# Math Help - Absolute max values..

1. ## Absolute max values..

It says find the absolute max values of

|12x - x^3| +1 x e (-1, 3]

I know how to find the absolute max values of normal functions but its the | | that is confusing me, every time I try my normal method, my answers are wrong,. What do the lines mean and how do I approach them?

2. Originally Posted by Dave J
It says find the absolute max values of

|12x - x^3| +1 x e (-1, 3]

I know how to find the absolute max values of normal functions but its the | | that is confusing me, every time I try my normal method, my answers are wrong,. What do the lines mean and how do I approach them?
I can understand the $|12x - x^3|$, what's messing me up is the $+1 x e (-1, 3]$. What is this?

I'll ignore the last half of this and just focus on the absolute value part.

We need to find out where $12x - x^3 = 0$.
$x^3 - 12x = 0$

$x(x^2 - 12) = 0$

So x = 0 or $x^2 - 12 = 0$

Thus the solutions are $x = 0, -\sqrt{12}, \sqrt{12}$.
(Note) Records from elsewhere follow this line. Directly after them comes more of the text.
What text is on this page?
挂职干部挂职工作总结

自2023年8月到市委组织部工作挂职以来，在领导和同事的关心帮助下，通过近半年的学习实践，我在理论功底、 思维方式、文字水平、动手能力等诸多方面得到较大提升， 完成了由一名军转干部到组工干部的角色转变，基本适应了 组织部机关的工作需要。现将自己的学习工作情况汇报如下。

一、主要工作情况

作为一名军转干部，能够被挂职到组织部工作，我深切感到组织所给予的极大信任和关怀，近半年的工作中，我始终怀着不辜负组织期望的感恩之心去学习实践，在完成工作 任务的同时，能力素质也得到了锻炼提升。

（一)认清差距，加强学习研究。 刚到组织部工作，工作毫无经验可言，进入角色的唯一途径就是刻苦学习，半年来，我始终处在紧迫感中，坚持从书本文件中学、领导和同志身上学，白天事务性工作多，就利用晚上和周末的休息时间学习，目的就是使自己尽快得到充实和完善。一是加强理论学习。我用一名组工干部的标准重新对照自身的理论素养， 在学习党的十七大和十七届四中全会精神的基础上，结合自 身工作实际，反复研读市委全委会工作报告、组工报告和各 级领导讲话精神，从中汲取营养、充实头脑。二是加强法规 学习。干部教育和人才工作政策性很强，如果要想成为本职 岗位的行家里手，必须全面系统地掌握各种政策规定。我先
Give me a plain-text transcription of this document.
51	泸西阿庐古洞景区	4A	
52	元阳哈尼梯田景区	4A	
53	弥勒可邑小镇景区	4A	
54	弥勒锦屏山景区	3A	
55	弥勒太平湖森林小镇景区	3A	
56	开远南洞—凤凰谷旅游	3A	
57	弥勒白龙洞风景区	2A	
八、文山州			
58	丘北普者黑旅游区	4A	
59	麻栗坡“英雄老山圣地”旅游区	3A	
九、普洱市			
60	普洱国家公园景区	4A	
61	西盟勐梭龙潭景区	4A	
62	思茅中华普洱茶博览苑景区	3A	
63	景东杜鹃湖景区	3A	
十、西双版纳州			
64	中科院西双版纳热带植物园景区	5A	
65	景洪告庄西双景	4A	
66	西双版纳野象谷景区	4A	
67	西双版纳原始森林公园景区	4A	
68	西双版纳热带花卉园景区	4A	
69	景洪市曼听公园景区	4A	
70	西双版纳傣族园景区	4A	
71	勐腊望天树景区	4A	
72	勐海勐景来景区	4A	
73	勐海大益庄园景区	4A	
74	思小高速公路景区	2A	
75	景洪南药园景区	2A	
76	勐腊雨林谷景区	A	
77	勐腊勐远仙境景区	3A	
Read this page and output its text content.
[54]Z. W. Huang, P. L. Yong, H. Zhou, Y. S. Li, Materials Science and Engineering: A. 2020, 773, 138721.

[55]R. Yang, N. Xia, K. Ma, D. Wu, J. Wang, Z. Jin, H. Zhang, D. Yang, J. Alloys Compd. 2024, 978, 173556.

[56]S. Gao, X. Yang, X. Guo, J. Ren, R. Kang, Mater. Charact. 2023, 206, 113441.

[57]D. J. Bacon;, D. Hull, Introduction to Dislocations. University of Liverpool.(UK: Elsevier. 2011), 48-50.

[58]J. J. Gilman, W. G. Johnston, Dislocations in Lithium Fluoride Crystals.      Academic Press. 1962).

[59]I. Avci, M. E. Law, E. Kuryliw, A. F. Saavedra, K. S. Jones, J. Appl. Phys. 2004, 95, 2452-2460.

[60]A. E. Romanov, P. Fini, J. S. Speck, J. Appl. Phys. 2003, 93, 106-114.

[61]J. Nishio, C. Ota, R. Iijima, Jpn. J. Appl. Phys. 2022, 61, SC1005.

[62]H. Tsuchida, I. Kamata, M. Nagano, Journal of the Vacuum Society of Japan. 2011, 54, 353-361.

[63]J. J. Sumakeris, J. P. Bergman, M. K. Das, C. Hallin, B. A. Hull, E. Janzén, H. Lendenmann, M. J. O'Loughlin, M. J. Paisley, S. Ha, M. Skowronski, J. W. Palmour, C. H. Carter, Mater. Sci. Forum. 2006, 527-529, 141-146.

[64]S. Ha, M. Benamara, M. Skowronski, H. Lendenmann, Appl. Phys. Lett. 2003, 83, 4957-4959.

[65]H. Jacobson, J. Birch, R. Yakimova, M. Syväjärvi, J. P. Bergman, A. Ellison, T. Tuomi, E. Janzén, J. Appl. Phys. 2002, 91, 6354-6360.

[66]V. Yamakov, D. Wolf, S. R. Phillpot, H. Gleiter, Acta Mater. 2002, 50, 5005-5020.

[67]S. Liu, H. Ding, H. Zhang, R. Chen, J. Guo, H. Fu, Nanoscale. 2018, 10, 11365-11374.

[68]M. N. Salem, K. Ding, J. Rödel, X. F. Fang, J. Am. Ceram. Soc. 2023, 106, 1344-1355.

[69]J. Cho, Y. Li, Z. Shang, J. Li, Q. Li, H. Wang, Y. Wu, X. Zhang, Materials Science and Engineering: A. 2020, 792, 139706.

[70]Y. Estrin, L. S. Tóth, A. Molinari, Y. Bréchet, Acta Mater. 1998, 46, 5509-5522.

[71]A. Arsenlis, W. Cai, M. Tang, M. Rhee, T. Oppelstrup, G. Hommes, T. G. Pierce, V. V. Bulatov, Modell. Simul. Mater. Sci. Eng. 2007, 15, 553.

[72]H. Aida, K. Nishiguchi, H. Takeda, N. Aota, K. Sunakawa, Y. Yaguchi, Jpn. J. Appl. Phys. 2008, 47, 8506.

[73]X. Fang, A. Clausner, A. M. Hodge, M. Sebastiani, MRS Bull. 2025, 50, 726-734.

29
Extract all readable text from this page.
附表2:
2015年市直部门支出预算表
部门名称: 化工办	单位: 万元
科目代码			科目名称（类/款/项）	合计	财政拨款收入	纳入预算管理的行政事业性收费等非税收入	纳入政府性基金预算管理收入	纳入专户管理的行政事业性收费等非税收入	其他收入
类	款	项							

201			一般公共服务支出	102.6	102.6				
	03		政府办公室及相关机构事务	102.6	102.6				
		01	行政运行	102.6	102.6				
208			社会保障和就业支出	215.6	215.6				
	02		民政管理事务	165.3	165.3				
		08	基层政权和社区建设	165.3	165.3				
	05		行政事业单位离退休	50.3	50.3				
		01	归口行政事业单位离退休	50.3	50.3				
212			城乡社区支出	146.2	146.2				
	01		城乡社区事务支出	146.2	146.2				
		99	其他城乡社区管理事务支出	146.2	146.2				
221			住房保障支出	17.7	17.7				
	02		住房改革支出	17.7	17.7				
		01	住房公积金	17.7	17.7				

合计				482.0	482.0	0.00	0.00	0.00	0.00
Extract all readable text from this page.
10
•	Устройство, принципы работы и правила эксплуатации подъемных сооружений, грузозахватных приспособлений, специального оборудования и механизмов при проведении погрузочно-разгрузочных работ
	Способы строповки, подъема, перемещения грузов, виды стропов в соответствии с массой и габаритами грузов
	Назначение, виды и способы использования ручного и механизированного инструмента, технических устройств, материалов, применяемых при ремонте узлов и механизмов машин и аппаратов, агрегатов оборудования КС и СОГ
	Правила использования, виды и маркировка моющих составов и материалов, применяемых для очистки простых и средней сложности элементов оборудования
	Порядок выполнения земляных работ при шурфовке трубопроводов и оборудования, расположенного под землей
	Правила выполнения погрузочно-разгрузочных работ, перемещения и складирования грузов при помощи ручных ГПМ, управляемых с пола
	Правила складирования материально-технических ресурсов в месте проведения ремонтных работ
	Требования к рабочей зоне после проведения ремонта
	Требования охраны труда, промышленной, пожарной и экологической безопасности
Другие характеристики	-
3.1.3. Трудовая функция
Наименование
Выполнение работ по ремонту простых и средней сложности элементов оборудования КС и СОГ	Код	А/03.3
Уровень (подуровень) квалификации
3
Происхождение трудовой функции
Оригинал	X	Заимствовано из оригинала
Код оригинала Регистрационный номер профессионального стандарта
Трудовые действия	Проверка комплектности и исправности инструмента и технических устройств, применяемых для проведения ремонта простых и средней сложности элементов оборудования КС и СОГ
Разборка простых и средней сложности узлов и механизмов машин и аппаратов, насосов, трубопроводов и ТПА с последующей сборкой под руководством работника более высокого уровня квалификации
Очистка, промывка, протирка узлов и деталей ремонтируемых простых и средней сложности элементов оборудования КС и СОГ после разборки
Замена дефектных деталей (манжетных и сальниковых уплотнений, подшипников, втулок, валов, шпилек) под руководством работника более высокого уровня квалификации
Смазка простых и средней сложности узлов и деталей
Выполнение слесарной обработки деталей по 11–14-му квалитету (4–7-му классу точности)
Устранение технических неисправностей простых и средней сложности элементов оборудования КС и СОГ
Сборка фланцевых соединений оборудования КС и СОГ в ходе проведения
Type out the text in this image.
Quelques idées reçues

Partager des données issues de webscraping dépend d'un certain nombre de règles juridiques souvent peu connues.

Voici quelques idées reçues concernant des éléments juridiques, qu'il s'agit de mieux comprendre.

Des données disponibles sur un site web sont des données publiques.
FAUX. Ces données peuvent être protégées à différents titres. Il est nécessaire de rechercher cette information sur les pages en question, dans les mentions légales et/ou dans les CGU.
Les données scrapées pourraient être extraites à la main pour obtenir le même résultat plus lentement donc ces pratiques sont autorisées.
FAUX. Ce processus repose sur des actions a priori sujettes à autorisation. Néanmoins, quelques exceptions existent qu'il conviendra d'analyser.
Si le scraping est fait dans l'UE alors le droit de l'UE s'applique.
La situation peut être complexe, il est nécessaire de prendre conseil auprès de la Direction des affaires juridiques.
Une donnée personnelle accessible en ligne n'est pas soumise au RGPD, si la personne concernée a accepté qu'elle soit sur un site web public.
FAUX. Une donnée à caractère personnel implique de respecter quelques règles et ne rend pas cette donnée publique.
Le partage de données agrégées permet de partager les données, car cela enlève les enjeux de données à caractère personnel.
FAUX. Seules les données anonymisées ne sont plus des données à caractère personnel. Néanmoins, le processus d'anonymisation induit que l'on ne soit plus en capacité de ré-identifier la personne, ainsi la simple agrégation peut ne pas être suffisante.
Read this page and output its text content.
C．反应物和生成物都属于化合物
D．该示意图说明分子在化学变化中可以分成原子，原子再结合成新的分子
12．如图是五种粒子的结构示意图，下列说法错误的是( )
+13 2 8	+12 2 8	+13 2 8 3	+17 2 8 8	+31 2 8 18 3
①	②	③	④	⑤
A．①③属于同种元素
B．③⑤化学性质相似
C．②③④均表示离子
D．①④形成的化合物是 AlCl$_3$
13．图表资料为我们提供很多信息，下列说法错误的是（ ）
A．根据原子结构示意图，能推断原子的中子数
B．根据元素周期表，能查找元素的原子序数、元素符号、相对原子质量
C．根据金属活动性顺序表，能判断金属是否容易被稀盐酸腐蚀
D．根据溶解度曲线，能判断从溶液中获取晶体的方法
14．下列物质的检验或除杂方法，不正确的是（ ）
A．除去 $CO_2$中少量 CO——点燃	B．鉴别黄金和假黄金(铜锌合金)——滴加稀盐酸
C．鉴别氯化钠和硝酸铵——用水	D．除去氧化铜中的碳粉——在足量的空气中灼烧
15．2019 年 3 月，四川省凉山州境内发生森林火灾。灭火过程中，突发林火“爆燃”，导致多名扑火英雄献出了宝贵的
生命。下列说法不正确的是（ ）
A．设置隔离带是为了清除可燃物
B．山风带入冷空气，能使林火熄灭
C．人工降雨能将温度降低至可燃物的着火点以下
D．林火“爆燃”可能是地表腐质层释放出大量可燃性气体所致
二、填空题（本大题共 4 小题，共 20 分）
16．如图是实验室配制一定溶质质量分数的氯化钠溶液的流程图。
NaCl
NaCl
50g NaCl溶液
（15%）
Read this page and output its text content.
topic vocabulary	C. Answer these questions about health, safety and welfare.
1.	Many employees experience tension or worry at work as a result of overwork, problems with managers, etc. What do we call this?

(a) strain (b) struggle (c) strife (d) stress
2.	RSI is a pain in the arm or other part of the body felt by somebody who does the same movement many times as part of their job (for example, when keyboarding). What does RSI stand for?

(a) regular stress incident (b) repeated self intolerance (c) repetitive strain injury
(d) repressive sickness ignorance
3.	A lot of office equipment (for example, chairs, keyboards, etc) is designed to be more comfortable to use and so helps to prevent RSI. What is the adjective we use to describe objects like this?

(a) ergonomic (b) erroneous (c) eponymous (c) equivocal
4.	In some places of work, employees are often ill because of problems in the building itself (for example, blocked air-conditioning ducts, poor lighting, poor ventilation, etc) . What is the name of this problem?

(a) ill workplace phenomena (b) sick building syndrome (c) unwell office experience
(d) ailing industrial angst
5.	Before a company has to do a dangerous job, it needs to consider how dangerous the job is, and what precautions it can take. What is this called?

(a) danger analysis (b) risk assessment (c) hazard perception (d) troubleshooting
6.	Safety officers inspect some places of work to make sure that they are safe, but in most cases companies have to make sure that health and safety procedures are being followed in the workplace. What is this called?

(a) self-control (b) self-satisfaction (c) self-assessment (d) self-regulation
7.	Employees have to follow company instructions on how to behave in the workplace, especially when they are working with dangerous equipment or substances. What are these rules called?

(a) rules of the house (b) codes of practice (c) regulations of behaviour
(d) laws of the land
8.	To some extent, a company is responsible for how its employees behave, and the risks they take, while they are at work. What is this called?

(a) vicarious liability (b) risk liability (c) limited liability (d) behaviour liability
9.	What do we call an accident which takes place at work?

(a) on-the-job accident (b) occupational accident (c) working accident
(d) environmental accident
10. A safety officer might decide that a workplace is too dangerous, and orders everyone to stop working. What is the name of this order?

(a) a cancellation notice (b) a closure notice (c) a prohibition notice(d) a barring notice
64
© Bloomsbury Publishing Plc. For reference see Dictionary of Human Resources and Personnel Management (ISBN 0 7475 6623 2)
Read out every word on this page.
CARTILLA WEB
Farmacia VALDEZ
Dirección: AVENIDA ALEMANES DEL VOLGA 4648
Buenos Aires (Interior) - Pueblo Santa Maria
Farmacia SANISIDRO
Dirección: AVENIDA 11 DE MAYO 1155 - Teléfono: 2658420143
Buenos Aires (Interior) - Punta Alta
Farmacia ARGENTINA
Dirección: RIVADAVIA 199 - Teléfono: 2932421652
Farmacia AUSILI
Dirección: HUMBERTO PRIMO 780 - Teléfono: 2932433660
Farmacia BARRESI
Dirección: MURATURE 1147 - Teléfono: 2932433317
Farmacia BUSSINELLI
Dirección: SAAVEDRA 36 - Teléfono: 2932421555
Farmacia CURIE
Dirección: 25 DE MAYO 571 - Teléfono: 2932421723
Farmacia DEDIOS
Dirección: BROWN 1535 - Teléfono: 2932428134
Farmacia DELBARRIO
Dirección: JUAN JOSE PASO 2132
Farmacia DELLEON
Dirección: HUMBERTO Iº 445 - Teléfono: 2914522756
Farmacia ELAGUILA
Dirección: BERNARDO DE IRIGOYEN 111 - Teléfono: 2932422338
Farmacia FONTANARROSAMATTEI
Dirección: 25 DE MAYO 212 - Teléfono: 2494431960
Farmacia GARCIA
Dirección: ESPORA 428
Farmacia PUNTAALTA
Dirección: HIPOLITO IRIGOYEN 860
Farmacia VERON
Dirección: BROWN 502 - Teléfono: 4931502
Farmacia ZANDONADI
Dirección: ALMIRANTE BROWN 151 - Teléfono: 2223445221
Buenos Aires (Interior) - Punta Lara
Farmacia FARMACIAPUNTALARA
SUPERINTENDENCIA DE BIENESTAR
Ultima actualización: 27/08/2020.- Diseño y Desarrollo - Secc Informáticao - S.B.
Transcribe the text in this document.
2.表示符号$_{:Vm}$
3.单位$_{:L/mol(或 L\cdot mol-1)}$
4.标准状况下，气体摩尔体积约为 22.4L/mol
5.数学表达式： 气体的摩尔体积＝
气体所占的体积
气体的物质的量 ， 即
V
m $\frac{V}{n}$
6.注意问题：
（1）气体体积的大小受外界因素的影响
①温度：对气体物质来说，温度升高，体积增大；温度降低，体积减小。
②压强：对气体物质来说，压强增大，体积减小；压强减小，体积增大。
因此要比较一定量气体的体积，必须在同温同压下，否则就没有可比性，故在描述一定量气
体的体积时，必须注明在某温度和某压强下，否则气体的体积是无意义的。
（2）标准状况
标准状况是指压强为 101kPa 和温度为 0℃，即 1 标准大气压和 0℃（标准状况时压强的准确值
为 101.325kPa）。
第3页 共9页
Now we ask, where is $12x - x^3 = 0$ negative? We have 4 test intervals:
$(-\infty, -\sqrt{12})$: $12x - x^3 < 0$
$(-\sqrt{12}, 0)$: $12x - x^3 > 0$
$(0, \sqrt{12})$: $12x - x^3 < 0$
$(\sqrt{12}, \infty )$: $12x - x^3 > 0$

All of this leads to the following:
$|12x - x^3| = \left \{ \begin{array}{cc} -(12x - x^3); & x \leq -\sqrt{12} \\ 12x - x^3; & -\sqrt{12} < x \leq 0 \\ -(12x - x^3); & 0 < x \leq \sqrt{12} \\ 12x - x^3; & \sqrt{12} < x \end{array} \right.$

Now you can take your derivative on the "piece-wise defined" function, like you would any other function.

-Dan

3. Ahh the question is

|12x - x^3| +1

and
x is all real numbers from (-1, 3]

See I know about the derivative and such, but the +1 and the two | | throw me off. Im not sure how they interact with each other.

4. Originally Posted by Dave J
Ahh the question is

|12x - x^3| +1

and
x is all real numbers from (-1, 3]

See I know about the derivative and such, but the +1 and the two | | throw me off. Im not sure how they interact with each other.
Ah! The 20 W lightbulb in my head just turned on!

You do it in the same way as I showed below. You need to find out where the argument of the absolute value function is negative. Then just take the negative of that. Simpler example:
$f(x) = |x| + 1$

$f(x) = \left \{ \begin{array}{cc} -x + 1 & x \leq 0 \\ x + 1 & 0 < x \end{array} \right.$

-Dan

5. Oh I see how it works, thanks